The world’s largest retailer persuaded 5,900 suppliers to improve their energy efficiency and redesign their packaging, among other measures.

Walmart store

A grocery store aisle at a Walmart Store in Norfolk, Nebraska, with no people. Image via Shutterstock/Joni Hannebutt

Walmart President and CEO Doug McMillon used his earnings call this week to announce that the company’s suppliers have delivered on its supply chain sustainability program, Project Gigaton, six years ahead of schedule.

Walmart’s suppliers have avoided, reduced or sequestered 1 billion metric tons of greenhouse gas emissions, McMillon told financial analysts. That’s more than the annual emissions for all of Germany. This accomplishment came during a year of strong growth for the company: For FY 2024, ended Jan. 31, Walmart reported revenue of $648 billion, up 6 percent. Its GAAP earnings per share were $5.74, up 34.4 percent.

"From scaled businesses to our faster-growing newer businesses, we're well on track to continue to hit the financial targets we laid out and make important investments for the future," McMillon said during the call. "And while we do this, we can grow in a way that helps us achieve our goals of creating opportunities for our associates and becoming a more sustainable business."

5,900 suppliers and counting

Project Gigaton, announced in 2017, was among the first corporate initiatives centered solely on addressing Scope 3 emissions— indirect emissions from suppliers and vendors — which typically represent the largest portion of a company’s carbon footprint. The company crossed the halfway point for the program in 2022, when it reached a cumulative reduction of 574 million metric tons. At that time, Project Gigaton included more than 4,500 suppliers.

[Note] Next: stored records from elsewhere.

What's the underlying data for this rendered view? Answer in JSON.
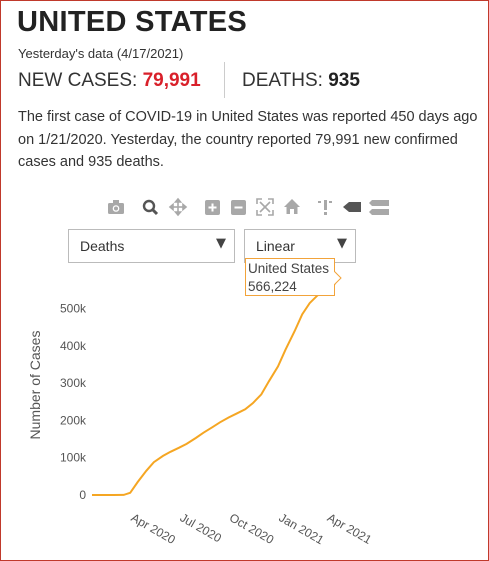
{
  "header": {
    "title": "UNITED STATES",
    "date_line": "Yesterday's data (4/17/2021)",
    "new_cases_label": "NEW CASES: ",
    "new_cases_value": "79,991",
    "deaths_label": "DEATHS: ",
    "deaths_value": "935"
  },
  "description": "The first case of COVID-19 in United States was reported 450 days ago on 1/21/2020. Yesterday, the country reported 79,991 new confirmed cases and 935 deaths.",
  "toolbar": {
    "icons": [
      "camera-icon",
      "zoom-icon",
      "pan-icon",
      "zoom-in-icon",
      "zoom-out-icon",
      "autoscale-icon",
      "home-icon",
      "spike-lines-icon",
      "hover-closest-icon",
      "hover-compare-icon"
    ]
  },
  "controls": {
    "metric_select": "Deaths",
    "scale_select": "Linear"
  },
  "tooltip": {
    "series": "United States",
    "value": "566,224"
  },
  "colors": {
    "accent_red": "#d9202a",
    "line": "#f5a623",
    "frame": "#c0392b"
  },
  "chart_data": {
    "type": "line",
    "title": "",
    "xlabel": "",
    "ylabel": "Number of Cases",
    "x_ticks": [
      "Apr 2020",
      "Jul 2020",
      "Oct 2020",
      "Jan 2021",
      "Apr 2021"
    ],
    "y_ticks": [
      "0",
      "100k",
      "200k",
      "300k",
      "400k",
      "500k"
    ],
    "xlim": [
      "2020-01-21",
      "2021-04-17"
    ],
    "ylim": [
      0,
      566224
    ],
    "grid": false,
    "series": [
      {
        "name": "United States",
        "x": [
          "2020-01-21",
          "2020-03-01",
          "2020-03-20",
          "2020-04-01",
          "2020-04-15",
          "2020-05-01",
          "2020-05-15",
          "2020-06-01",
          "2020-06-15",
          "2020-07-01",
          "2020-07-15",
          "2020-08-01",
          "2020-08-15",
          "2020-09-01",
          "2020-09-15",
          "2020-10-01",
          "2020-10-15",
          "2020-11-01",
          "2020-11-15",
          "2020-12-01",
          "2020-12-15",
          "2021-01-01",
          "2021-01-15",
          "2021-02-01",
          "2021-02-15",
          "2021-03-01",
          "2021-03-15",
          "2021-04-01",
          "2021-04-17"
        ],
        "values": [
          0,
          1,
          300,
          6000,
          35000,
          65000,
          88000,
          105000,
          116000,
          127000,
          137000,
          153000,
          167000,
          182000,
          195000,
          208000,
          218000,
          230000,
          246000,
          270000,
          305000,
          345000,
          390000,
          440000,
          485000,
          515000,
          535000,
          553000,
          566224
        ]
      }
    ]
  }
}
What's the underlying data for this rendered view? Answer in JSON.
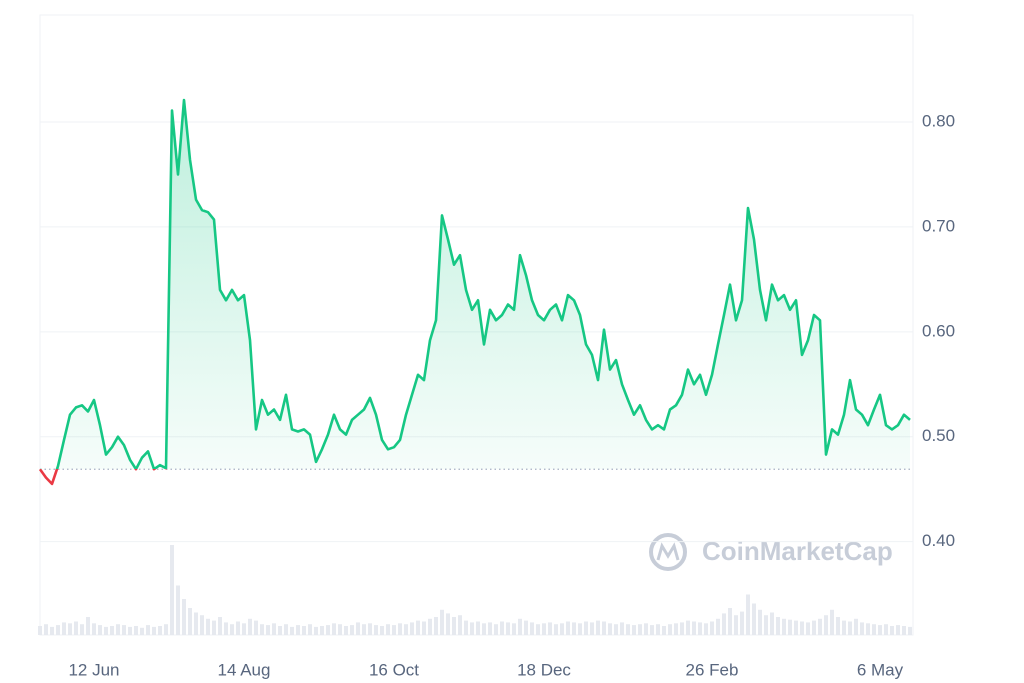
{
  "chart_data": {
    "type": "line",
    "watermark": "CoinMarketCap",
    "baseline": 0.469,
    "ylim": [
      0.311,
      0.902
    ],
    "yticks": [
      {
        "value": 0.4,
        "label": "0.40"
      },
      {
        "value": 0.5,
        "label": "0.50"
      },
      {
        "value": 0.6,
        "label": "0.60"
      },
      {
        "value": 0.7,
        "label": "0.70"
      },
      {
        "value": 0.8,
        "label": "0.80"
      }
    ],
    "grid": true,
    "up_color": "#16c784",
    "down_color": "#ea3943",
    "volume_color": "#e6e9ef",
    "categories": [
      null,
      null,
      null,
      null,
      null,
      null,
      null,
      null,
      null,
      "12 Jun",
      null,
      null,
      null,
      null,
      null,
      null,
      null,
      null,
      null,
      null,
      null,
      null,
      null,
      null,
      null,
      null,
      null,
      null,
      null,
      null,
      null,
      null,
      null,
      null,
      "14 Aug",
      null,
      null,
      null,
      null,
      null,
      null,
      null,
      null,
      null,
      null,
      null,
      null,
      null,
      null,
      null,
      null,
      null,
      null,
      null,
      null,
      null,
      null,
      null,
      null,
      "16 Oct",
      null,
      null,
      null,
      null,
      null,
      null,
      null,
      null,
      null,
      null,
      null,
      null,
      null,
      null,
      null,
      null,
      null,
      null,
      null,
      null,
      null,
      null,
      null,
      null,
      "18 Dec",
      null,
      null,
      null,
      null,
      null,
      null,
      null,
      null,
      null,
      null,
      null,
      null,
      null,
      null,
      null,
      null,
      null,
      null,
      null,
      null,
      null,
      null,
      null,
      null,
      null,
      null,
      null,
      "26 Feb",
      null,
      null,
      null,
      null,
      null,
      null,
      null,
      null,
      null,
      null,
      null,
      null,
      null,
      null,
      null,
      null,
      null,
      null,
      null,
      null,
      null,
      null,
      null,
      null,
      null,
      null,
      null,
      "6 May",
      null,
      null,
      null,
      null,
      null
    ],
    "values": [
      0.469,
      0.461,
      0.455,
      0.472,
      0.497,
      0.521,
      0.528,
      0.53,
      0.524,
      0.535,
      0.511,
      0.483,
      0.49,
      0.5,
      0.492,
      0.478,
      0.469,
      0.48,
      0.486,
      0.469,
      0.473,
      0.47,
      0.811,
      0.75,
      0.821,
      0.764,
      0.726,
      0.716,
      0.714,
      0.707,
      0.64,
      0.63,
      0.64,
      0.63,
      0.635,
      0.592,
      0.507,
      0.535,
      0.521,
      0.526,
      0.516,
      0.54,
      0.507,
      0.505,
      0.507,
      0.502,
      0.476,
      0.488,
      0.502,
      0.521,
      0.507,
      0.502,
      0.516,
      0.521,
      0.526,
      0.537,
      0.521,
      0.497,
      0.488,
      0.49,
      0.497,
      0.521,
      0.54,
      0.559,
      0.554,
      0.592,
      0.611,
      0.711,
      0.688,
      0.664,
      0.673,
      0.64,
      0.621,
      0.63,
      0.588,
      0.621,
      0.611,
      0.616,
      0.626,
      0.621,
      0.673,
      0.654,
      0.63,
      0.616,
      0.611,
      0.621,
      0.626,
      0.611,
      0.635,
      0.63,
      0.616,
      0.588,
      0.578,
      0.554,
      0.602,
      0.564,
      0.573,
      0.55,
      0.535,
      0.521,
      0.53,
      0.516,
      0.507,
      0.511,
      0.507,
      0.526,
      0.53,
      0.54,
      0.564,
      0.55,
      0.559,
      0.54,
      0.559,
      0.588,
      0.616,
      0.645,
      0.611,
      0.63,
      0.718,
      0.688,
      0.64,
      0.611,
      0.645,
      0.63,
      0.635,
      0.621,
      0.63,
      0.578,
      0.592,
      0.616,
      0.611,
      0.483,
      0.507,
      0.502,
      0.521,
      0.554,
      0.526,
      0.521,
      0.511,
      0.526,
      0.54,
      0.511,
      0.507,
      0.511,
      0.521,
      0.516
    ],
    "volume": [
      10,
      12,
      9,
      11,
      14,
      13,
      15,
      12,
      20,
      13,
      11,
      9,
      10,
      12,
      11,
      9,
      10,
      8,
      11,
      9,
      10,
      12,
      100,
      55,
      40,
      30,
      25,
      22,
      18,
      16,
      20,
      14,
      12,
      15,
      13,
      18,
      16,
      12,
      11,
      13,
      10,
      12,
      9,
      11,
      10,
      12,
      9,
      10,
      11,
      13,
      12,
      10,
      11,
      14,
      12,
      13,
      11,
      10,
      12,
      11,
      13,
      12,
      14,
      16,
      15,
      18,
      20,
      28,
      24,
      20,
      22,
      16,
      14,
      15,
      13,
      14,
      12,
      15,
      14,
      13,
      18,
      16,
      14,
      12,
      13,
      14,
      12,
      13,
      15,
      14,
      13,
      15,
      14,
      16,
      15,
      13,
      12,
      14,
      12,
      11,
      12,
      13,
      11,
      12,
      10,
      12,
      13,
      14,
      16,
      15,
      14,
      13,
      15,
      18,
      24,
      30,
      22,
      26,
      45,
      35,
      28,
      22,
      25,
      20,
      18,
      17,
      16,
      15,
      14,
      16,
      18,
      22,
      28,
      20,
      16,
      15,
      18,
      14,
      13,
      12,
      11,
      12,
      10,
      11,
      10,
      9
    ]
  }
}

Walmart reported a cumulative reduction of more than 750 million metric tons for Project Gigaton through the 2023 calendar year. Suppliers representing more than 75 percent of the company’s U.S. sales were involved, more than 5,200 suppliers at the time. (There are now 5,900 in the program.) As of the update, Walmart had cut its Scope 1 and 2 operational emissions by 23.2 percent to approximately 14 million metric tons for calendar year 2021, down from almost 20 million metric tons in 2015.

‘Practical things’ drive emissions reductions

While McMillon didn’t offer additional details on the call — and no analysts broached a question about Project Gigaton — he said the success of the program had come through "practical things like energy efficiency, packaging redesign, and load optimization."

"We'll continue to work with our suppliers on real initiatives with real-world impacts that make our products better and our business stronger," he said.

Several factors contributed, said Walmart Chief Sustainability Officer Kathleen McLaughlin, in a blog about the milestone. They included:

  • A willingness to be flexible about requirements, depending on the size of the supplier.
  • Clearer expectations about what it takes to be considered a "guru" within the program. The latest change required suppliers to share their entire operational emissions footprint and not just the results of reduction projects.
  • Offering tools to help suppliers achieve their commitments, such as the Gigaton PPA program, which helps them procure renewable energy. 

Even though Project Gigaton is essentially done, the program isn’t going away, said McLaughlin.

"We are enhancing estimates of our Scope 3 footprint, informed by emerging greenhouse gas standards and guidance," she wrote. "We are assessing which elements of our Scope 3 footprint are addressable and which elements are largely outside our control, which reductions can be achieved through low-cost interventions and which ones are expensive or not feasible through today’s technology."